Van Gogh’s use of white and yellow creates a spiral effect and draws attention to the sky. Vertical lines such as the cypress tree and church tower softly break up the composition without retracting from the powerful night sky depicted in Starry Night.
Vincent van Gogh´s choice of dark blues and greens were complemented with touches of mint green showing the reflection of the moon. The buildings in the centre of the painting are small blocks of yellows, oranges, and greens with a dash of red to the left of the church. The dominance of blue in Starry Night is balanced by the orange of the night sky elements.
Van Gogh paints the rich colors of the night and this corresponds with the true character of this Starry Night, whereby colors are used to suggest emotion.
Starry Night: Use of Light Top
Van Gogh´s passion for nighttime is evident in the Starry Night painting, where the powerful sky sits above the quiet town.

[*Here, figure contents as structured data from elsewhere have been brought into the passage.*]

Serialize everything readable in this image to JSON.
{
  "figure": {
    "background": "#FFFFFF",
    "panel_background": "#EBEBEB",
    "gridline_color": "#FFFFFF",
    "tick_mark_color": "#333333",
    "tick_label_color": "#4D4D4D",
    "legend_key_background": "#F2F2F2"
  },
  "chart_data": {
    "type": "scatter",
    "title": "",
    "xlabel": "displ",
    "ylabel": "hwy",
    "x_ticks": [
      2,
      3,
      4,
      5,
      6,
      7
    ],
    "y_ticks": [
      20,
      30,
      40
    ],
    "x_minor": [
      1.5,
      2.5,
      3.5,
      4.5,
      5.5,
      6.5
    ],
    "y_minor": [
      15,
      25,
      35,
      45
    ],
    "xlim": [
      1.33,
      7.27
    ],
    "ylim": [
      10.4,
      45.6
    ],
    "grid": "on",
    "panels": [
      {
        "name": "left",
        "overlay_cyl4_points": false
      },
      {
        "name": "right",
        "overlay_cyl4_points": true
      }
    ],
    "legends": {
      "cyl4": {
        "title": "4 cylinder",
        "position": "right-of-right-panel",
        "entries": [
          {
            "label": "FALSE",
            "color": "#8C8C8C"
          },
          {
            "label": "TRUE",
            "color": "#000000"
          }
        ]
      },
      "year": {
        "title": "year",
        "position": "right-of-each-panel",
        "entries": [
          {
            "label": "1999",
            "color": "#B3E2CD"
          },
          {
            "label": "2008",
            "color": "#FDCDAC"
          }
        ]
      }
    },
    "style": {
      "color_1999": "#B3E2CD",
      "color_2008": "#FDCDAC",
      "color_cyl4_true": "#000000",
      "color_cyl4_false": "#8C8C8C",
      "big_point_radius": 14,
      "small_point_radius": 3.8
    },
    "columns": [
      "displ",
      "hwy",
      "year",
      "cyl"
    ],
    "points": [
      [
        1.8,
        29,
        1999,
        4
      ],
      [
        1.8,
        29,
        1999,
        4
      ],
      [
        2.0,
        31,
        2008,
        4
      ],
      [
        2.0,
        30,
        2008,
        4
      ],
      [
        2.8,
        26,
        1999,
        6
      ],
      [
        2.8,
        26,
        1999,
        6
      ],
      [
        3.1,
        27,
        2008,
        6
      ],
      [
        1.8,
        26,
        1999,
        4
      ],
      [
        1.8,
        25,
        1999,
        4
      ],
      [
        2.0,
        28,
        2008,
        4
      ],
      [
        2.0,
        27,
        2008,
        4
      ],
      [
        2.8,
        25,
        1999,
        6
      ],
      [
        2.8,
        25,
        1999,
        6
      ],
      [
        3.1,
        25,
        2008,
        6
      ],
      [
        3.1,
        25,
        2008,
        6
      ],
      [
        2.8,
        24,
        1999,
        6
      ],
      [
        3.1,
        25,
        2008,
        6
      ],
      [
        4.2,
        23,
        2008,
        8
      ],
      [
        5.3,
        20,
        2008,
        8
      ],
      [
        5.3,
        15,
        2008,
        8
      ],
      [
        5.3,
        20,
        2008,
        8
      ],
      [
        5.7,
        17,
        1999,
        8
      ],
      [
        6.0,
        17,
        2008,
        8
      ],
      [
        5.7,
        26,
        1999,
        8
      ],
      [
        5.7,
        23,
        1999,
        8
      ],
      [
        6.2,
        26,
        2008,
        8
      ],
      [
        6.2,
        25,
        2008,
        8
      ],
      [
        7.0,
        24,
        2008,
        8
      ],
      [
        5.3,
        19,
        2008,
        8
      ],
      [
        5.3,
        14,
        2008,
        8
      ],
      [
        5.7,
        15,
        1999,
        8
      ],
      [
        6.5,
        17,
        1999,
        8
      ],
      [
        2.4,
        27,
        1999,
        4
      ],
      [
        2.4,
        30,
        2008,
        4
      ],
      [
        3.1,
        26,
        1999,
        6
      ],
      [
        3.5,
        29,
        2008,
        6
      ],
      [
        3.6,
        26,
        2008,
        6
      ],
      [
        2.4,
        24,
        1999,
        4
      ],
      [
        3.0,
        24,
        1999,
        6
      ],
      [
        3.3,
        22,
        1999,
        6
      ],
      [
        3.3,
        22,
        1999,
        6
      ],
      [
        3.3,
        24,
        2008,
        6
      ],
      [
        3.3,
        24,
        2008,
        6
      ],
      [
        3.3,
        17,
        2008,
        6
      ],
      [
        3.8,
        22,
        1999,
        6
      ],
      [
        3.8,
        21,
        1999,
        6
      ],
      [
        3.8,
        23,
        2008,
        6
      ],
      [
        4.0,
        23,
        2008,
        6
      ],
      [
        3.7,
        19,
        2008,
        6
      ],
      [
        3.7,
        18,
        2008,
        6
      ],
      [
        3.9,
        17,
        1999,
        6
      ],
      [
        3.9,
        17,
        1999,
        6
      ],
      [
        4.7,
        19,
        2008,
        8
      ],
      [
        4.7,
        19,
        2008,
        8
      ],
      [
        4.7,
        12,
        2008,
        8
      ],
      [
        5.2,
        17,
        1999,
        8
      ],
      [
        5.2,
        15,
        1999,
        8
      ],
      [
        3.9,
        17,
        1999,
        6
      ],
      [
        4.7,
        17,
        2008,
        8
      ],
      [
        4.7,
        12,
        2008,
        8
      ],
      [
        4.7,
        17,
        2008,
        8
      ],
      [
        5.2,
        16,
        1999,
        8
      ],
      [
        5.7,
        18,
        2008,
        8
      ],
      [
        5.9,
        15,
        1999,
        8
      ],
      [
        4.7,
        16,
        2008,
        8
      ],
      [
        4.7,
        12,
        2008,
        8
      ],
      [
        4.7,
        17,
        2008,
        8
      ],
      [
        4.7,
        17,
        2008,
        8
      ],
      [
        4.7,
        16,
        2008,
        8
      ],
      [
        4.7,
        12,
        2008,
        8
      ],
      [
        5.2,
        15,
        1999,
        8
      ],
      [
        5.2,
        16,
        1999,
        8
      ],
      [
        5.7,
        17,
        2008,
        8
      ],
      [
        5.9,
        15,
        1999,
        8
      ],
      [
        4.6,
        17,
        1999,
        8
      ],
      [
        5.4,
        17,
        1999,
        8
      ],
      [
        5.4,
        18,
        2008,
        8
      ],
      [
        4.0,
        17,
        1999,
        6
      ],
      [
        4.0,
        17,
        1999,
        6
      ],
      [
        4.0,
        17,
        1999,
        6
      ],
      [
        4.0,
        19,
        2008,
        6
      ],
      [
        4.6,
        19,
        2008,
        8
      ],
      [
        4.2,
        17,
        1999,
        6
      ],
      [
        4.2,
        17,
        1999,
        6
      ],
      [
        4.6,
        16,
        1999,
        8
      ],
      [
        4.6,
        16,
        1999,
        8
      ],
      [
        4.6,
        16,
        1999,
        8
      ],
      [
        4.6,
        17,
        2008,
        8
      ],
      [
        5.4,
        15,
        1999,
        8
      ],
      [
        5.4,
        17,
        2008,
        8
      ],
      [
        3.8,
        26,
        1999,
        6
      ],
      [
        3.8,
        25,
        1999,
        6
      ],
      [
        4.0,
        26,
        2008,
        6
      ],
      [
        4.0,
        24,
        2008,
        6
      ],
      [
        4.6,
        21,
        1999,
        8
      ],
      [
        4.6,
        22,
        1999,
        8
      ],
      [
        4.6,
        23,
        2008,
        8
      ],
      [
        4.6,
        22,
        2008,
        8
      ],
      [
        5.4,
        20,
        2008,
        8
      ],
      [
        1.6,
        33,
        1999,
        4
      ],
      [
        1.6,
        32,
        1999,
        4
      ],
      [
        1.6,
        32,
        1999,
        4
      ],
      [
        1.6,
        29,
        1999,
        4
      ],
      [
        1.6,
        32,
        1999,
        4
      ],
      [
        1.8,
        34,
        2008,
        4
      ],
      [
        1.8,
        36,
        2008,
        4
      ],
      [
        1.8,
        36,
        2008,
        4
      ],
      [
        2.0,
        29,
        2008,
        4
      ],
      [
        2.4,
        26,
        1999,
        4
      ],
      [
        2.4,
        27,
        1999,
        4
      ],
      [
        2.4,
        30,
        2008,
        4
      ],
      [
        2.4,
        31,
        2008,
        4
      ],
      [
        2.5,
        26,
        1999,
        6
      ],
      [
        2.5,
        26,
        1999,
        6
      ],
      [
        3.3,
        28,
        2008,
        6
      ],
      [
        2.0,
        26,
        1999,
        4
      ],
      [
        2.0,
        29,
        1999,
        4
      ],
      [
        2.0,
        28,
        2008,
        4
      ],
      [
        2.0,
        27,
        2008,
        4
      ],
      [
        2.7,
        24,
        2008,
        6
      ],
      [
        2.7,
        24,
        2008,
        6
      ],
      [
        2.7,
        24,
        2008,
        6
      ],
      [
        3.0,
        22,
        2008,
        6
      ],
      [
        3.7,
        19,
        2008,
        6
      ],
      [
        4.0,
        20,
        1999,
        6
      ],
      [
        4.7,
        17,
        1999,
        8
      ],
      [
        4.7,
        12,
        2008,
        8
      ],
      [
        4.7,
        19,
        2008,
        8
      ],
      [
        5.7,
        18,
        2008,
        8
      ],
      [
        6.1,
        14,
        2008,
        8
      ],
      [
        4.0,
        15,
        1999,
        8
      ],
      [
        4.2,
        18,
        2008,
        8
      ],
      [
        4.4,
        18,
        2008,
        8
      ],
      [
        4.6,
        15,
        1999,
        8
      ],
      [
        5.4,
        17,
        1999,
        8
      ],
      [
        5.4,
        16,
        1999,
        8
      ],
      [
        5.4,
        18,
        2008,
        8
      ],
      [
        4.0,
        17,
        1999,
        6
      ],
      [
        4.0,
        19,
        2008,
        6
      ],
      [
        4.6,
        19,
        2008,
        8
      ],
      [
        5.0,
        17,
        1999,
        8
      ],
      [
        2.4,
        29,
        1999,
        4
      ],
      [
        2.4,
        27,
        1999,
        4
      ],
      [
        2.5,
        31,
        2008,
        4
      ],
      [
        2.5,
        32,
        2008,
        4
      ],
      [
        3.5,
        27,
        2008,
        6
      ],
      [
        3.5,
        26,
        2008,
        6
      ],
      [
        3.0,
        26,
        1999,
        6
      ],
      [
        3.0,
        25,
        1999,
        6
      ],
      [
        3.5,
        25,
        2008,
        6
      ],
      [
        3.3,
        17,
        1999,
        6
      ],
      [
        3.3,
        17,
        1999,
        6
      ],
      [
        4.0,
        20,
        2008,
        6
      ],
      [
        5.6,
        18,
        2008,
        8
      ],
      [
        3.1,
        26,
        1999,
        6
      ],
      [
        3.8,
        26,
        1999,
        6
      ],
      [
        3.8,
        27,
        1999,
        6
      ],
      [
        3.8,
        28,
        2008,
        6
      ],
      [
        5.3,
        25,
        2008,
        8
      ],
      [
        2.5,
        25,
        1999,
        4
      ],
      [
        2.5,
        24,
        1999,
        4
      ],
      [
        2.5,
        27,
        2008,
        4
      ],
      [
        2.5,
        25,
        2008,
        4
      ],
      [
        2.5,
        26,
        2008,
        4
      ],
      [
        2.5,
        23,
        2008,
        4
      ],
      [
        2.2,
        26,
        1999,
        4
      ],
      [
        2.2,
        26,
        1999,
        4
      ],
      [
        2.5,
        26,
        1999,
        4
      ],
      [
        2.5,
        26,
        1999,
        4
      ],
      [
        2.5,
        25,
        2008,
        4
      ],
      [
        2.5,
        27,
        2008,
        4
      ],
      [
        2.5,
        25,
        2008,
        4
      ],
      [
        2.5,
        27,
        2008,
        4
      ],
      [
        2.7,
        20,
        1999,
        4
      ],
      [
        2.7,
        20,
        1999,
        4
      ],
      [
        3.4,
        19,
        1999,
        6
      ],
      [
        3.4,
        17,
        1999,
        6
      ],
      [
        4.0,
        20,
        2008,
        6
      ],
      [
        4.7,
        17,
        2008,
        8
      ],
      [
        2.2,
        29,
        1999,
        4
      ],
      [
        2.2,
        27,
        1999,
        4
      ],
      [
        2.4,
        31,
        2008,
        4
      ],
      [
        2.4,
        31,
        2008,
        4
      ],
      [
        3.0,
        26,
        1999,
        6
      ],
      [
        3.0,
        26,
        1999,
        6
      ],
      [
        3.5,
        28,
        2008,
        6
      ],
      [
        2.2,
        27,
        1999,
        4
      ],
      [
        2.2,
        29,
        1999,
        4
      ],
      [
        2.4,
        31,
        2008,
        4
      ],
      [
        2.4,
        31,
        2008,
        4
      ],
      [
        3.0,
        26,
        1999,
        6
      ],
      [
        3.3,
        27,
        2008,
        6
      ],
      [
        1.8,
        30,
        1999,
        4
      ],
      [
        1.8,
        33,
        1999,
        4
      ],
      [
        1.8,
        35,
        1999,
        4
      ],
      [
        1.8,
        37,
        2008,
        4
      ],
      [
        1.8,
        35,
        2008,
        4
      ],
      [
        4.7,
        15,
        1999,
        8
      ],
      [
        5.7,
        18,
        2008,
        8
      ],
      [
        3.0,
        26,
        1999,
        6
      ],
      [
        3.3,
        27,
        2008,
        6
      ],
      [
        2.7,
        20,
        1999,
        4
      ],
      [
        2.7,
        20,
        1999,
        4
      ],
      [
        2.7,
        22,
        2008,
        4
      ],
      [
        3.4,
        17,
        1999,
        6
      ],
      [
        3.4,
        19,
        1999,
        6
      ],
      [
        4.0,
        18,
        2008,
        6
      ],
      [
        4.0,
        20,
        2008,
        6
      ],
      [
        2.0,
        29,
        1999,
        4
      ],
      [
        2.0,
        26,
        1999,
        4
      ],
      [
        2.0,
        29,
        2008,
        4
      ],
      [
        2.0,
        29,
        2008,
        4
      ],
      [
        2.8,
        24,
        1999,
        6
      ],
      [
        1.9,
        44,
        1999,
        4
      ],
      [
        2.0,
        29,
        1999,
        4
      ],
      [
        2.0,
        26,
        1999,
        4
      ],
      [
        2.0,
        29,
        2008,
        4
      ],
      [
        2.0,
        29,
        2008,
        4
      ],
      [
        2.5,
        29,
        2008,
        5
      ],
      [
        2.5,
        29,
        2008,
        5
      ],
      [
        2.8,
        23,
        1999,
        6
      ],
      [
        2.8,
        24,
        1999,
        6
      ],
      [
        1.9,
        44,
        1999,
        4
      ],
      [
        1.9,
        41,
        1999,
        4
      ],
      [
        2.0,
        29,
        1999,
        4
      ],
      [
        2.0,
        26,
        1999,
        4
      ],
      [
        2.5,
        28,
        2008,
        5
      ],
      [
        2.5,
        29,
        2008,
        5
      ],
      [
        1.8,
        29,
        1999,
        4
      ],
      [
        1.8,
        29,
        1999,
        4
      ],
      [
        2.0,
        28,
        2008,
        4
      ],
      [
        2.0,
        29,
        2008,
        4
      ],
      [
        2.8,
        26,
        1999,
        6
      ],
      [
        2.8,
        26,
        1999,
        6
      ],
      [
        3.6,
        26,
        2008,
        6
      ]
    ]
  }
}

It seems that van Gogh is contrasting life and death with luminous stars and a gloomy, peaceful village. The main light sources are the bright stars and crescent moon.
Starry Night: Mood, Tone and Emotion Top
There are various interpretations of Starry Night and one is that this canvas depicts hope. It seems that van Gogh was showing that even with a dark night such as this it is still possible to see light in the windows of the houses. Furthermore, with shining stars filling the sky, there is always light to guide you. It seems that van Gogh was finally being cured of his illness and had essentially found his heaven. He also knew that in death he would be at peace and further portrays this by using bold colors in the Starry Night painting.
In a letter to his brother, Theo, van Gogh comments: “I should not be surprised if you liked the Starry Night and the Ploughed Fields, there is a greater quiet about them than in the other canvases. ” Later in the letter he makes reference to Leo Tolstoys book My Religion and its lack of belief in resurrection. Such fleeting mentions of religion echoed van Goghs feelings towards the subject at this time; he could neither forget it nor totally accept it. Despite this, his use of the word ‘quiet’ and reference to Tolstoys book indicates that the night sky made him feel calm and brought to mind eternity.
Starry Night shows the vast power of nature and the church spire and cypress tree - representing man and nature - both point to the heavens.
Starry Night: Brushstroke Top
In Starry Night van Gogh´s unique, thick brush strokes are very much obvious and it´s possible that his severe attacks further dramatized his brush work. However, there is a consistency to his technique that adds even more depth as well as a rich texture to this work of art.